Pope Francis and the Gospel of Life, The Anchor, October 11, 2013

Fr. Roger J. Landry
The Anchor
Putting into the Deep
October 11, 2013

October is Respect Life Month and it’s important for us to confront directly the enormous confusion that has been spread, mainly by the secular media, about what Pope Francis is saying about the Church’s promotion and defense of human life.

In press reports about a lengthy interview Pope Francis gave Sept. 19 to Jesuit publications across the world, the impression was given that Pope Francis was saying there are too many Catholics “obsessed” with the issues of abortion, same-sex marriage and contraception and that we should just stop talking much about them. That, of course, is what certain secularists would want the Church to stop doing.

But that is a total misinterpretation of what Pope Francis is calling the Church to do.

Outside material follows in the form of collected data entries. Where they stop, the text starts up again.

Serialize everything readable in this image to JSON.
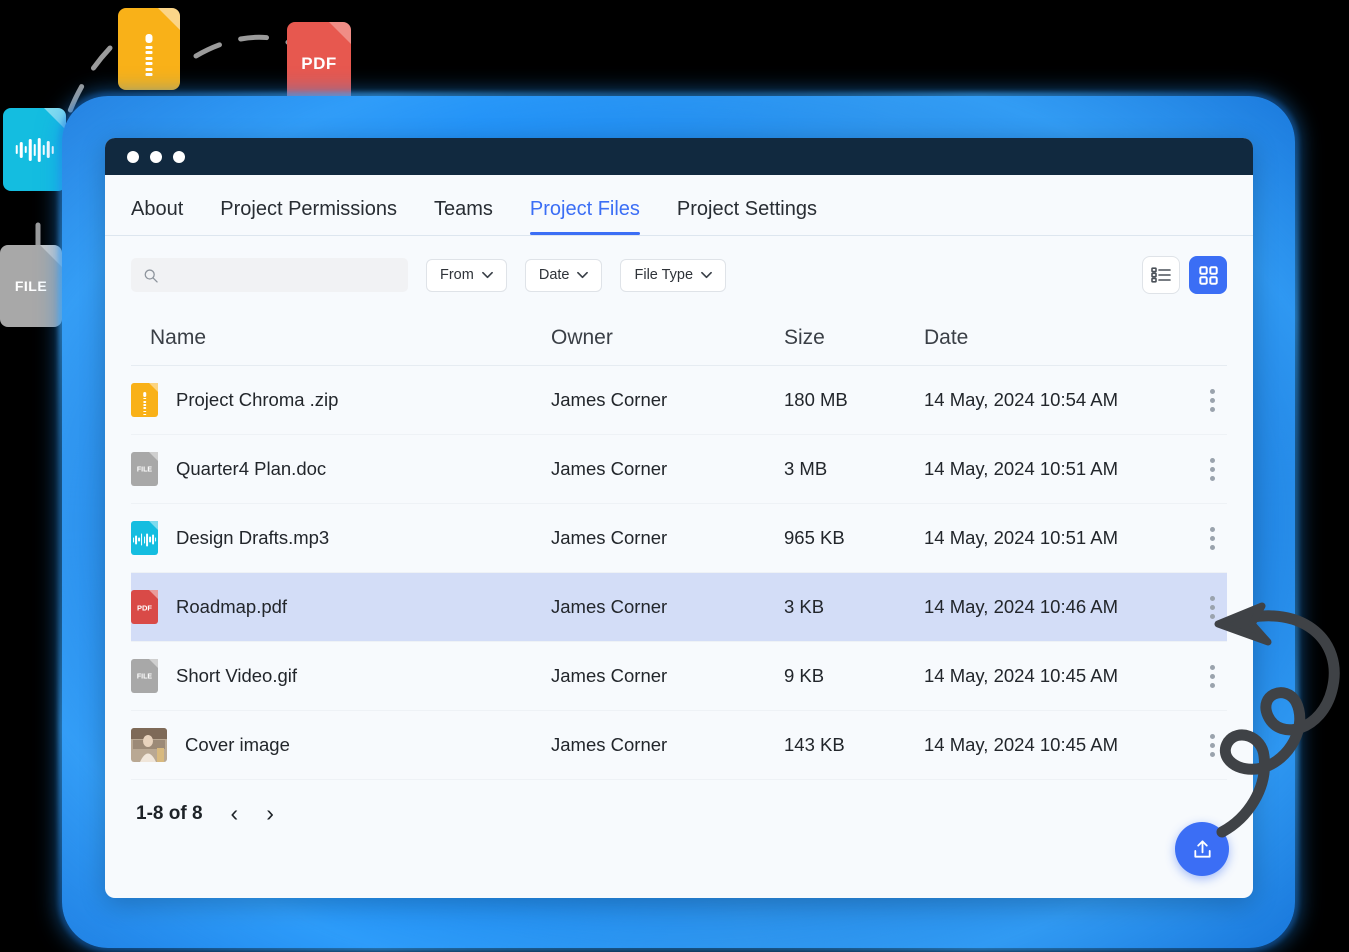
{
  "window": {
    "titlebar_dots": 3,
    "accent_color": "#3b6ef5",
    "titlebar_color": "#11293f"
  },
  "tabs": [
    {
      "label": "About",
      "active": false
    },
    {
      "label": "Project Permissions",
      "active": false
    },
    {
      "label": "Teams",
      "active": false
    },
    {
      "label": "Project Files",
      "active": true
    },
    {
      "label": "Project Settings",
      "active": false
    }
  ],
  "toolbar": {
    "search": {
      "value": "",
      "placeholder": "",
      "icon": "search-icon"
    },
    "filters": [
      {
        "label": "From",
        "icon": "chevron-down-icon"
      },
      {
        "label": "Date",
        "icon": "chevron-down-icon"
      },
      {
        "label": "File Type",
        "icon": "chevron-down-icon"
      }
    ],
    "views": [
      {
        "name": "list-view",
        "icon": "list-icon",
        "active": false
      },
      {
        "name": "grid-view",
        "icon": "grid-icon",
        "active": true
      }
    ]
  },
  "table": {
    "columns": [
      "Name",
      "Owner",
      "Size",
      "Date"
    ],
    "rows": [
      {
        "name": "Project Chroma .zip",
        "owner": "James Corner",
        "size": "180 MB",
        "date": "14 May, 2024 10:54 AM",
        "icon": "zip-file-icon",
        "icon_label": "",
        "icon_color": "#f9b118",
        "selected": false
      },
      {
        "name": "Quarter4 Plan.doc",
        "owner": "James Corner",
        "size": "3 MB",
        "date": "14 May, 2024 10:51 AM",
        "icon": "generic-file-icon",
        "icon_label": "FILE",
        "icon_color": "#a8a8a8",
        "selected": false
      },
      {
        "name": "Design Drafts.mp3",
        "owner": "James Corner",
        "size": "965 KB",
        "date": "14 May, 2024 10:51 AM",
        "icon": "audio-file-icon",
        "icon_label": "",
        "icon_color": "#14bde0",
        "selected": false
      },
      {
        "name": "Roadmap.pdf",
        "owner": "James Corner",
        "size": "3 KB",
        "date": "14 May, 2024 10:46 AM",
        "icon": "pdf-file-icon",
        "icon_label": "PDF",
        "icon_color": "#d94a47",
        "selected": true
      },
      {
        "name": "Short Video.gif",
        "owner": "James Corner",
        "size": "9 KB",
        "date": "14 May, 2024 10:45 AM",
        "icon": "generic-file-icon",
        "icon_label": "FILE",
        "icon_color": "#a8a8a8",
        "selected": false
      },
      {
        "name": "Cover image",
        "owner": "James Corner",
        "size": "143 KB",
        "date": "14 May, 2024 10:45 AM",
        "icon": "image-thumbnail",
        "icon_label": "",
        "icon_color": "#8a7a6d",
        "selected": false
      }
    ],
    "row_menu_icon": "kebab-menu-icon"
  },
  "pagination": {
    "count": "1-8 of 8",
    "prev": "‹",
    "next": "›"
  },
  "fab": {
    "name": "upload-button",
    "icon": "upload-icon"
  },
  "decorations": {
    "floating_files": [
      {
        "name": "floating-zip-file-icon",
        "label": "",
        "color": "#f9b118"
      },
      {
        "name": "floating-pdf-file-icon",
        "label": "PDF",
        "color": "#e7584f"
      },
      {
        "name": "floating-audio-file-icon",
        "label": "",
        "color": "#14bde0"
      },
      {
        "name": "floating-generic-file-icon",
        "label": "FILE",
        "color": "#a8a8a8"
      }
    ],
    "annotation_arrow": "curly-arrow-pointing-to-row-menu"
  }
}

What the Holy Father is stressing needs to occur is that our conversation on these topics and others needs to take place within the context of Jesus’ will to save, his desire to show mercy, his hunger to embrace us with love no matter what we’ve done, his passion to bind our wounds and help us to heal. Pope Francis has suggested that sometimes Catholics and others can get so “obsessed” with the evils around us that we can lose perspective that Jesus came to bring good out of evil and turn even our sins into “happy faults” that convince us that his mercy is always greater than our misery. If we focus on the evil without the Lord’s mercy, we risk turning away from the “field hospital” that Pope Francis says that the Church needs to be many of those who need Christ’s healing the most.

The day after the Sept. 19 interview, Pope Francis gave one of the most beautiful testimonies in the history of the papacy to the beauty of human life and the evil of abortion.

Even though his address to members of the International Federation of Catholic Medical Associations is the formal teaching of the Pope and therefore much more significant than a hundred off-the-cuff interviews, it hasn’t gotten one one-thousandth of the attention that the interview has.

Likewise, there hasn’t been much attention to Pope Francis’ mixing with 40,000 pro-lifers in May during Italy’s March for Life, to whom he said, “Keep the attention of everyone on the important issue of respect for human life from the moment of conception!”

Few people, moreover, seem to remember how “obsessed” Pope Francis himself was in a June 16 homily in which he declared, “All too often, as we know from experience, people do not choose life, they do not accept the ‘Gospel of Life’ but let themselves be led by ideologies and ways of thinking that block life, that do not respect life, because they are dictated by selfishness, self-interest, profit, power and pleasure, and not by love, by concern for the good of others. … It is the idea that rejecting God, the message of Christ, the Gospel of Life, will somehow lead to freedom, to complete human fulfillment. As a result, the Living God is replaced by fleeting human idols that offer the intoxication of a flash of freedom, but in the end bring new forms of slavery and death.”

Similarly few have pondered the significance of his Sept. 3 phone call to Anna Romero, a 35-year-old Italian pregnant woman who had written him after her boyfriend informed her he was married and pressured her to have an abortion. The Pope telephoned, said that she was “brave and strong” for refusing the abortion and reminded her that her child is a “gift of God” and a “sign of Divine Providence.” He even offered to baptize her baby.

But his most powerful statement of all came in his Sept. 20 speech to Catholic doctors when he called life “the primordial right of every human being.”

He emphatically summoned us to recognize Jesus in the unborn: “Every child who, rather than being born, is condemned unjustly to being aborted, bears the face of Jesus Christ, bears the face of the Lord, who even before he was born, and then just after birth, experienced the world’s rejection.”

Because every child bears Jesus’ image and likeness, each of us has a “mandate,” he continued, to “be witnesses and diffusers of the ‘culture of life.’ It’s not enough for us to be personally opposed to abortion, but we must give testimony and spread the message of life.

He stressed that “being Catholic entails a greater responsibility” even if it “requires going against the tide and paying for it personally.” He underlined, “The Lord is counting on you to spread the ‘Gospel of life.”

He reminded all of us that human life, even “its initial stage … is sacred. At each phase and at every age, … it is always valuable. There is no human life more sacred than another, just as there is no human life qualitatively more significant than another.”

The life of the mother, in other words, is not more sacred than the life of her son or daughter in the womb, even at its earliest stages. The life of Prince William and Princess Kate’s son before birth is not more significant before God’s eyes than the boy or girl growing in the womb of a teenage single mom in an inner city housing complex.

He made crystal clear that “concern for human life in its totality” is a “real priority for the Church’s magisterium, especially for the most defenseless; that is, the disabled, the sick, the unborn, children, the elderly, those whose lives are most defenseless.”

Anyone who claims, therefore, that Pope Francis is trying to decrease the Church’s witness to life is either ignorant of what he himself is doing and reiterating as a “real priority” or intentionally trying to deceive.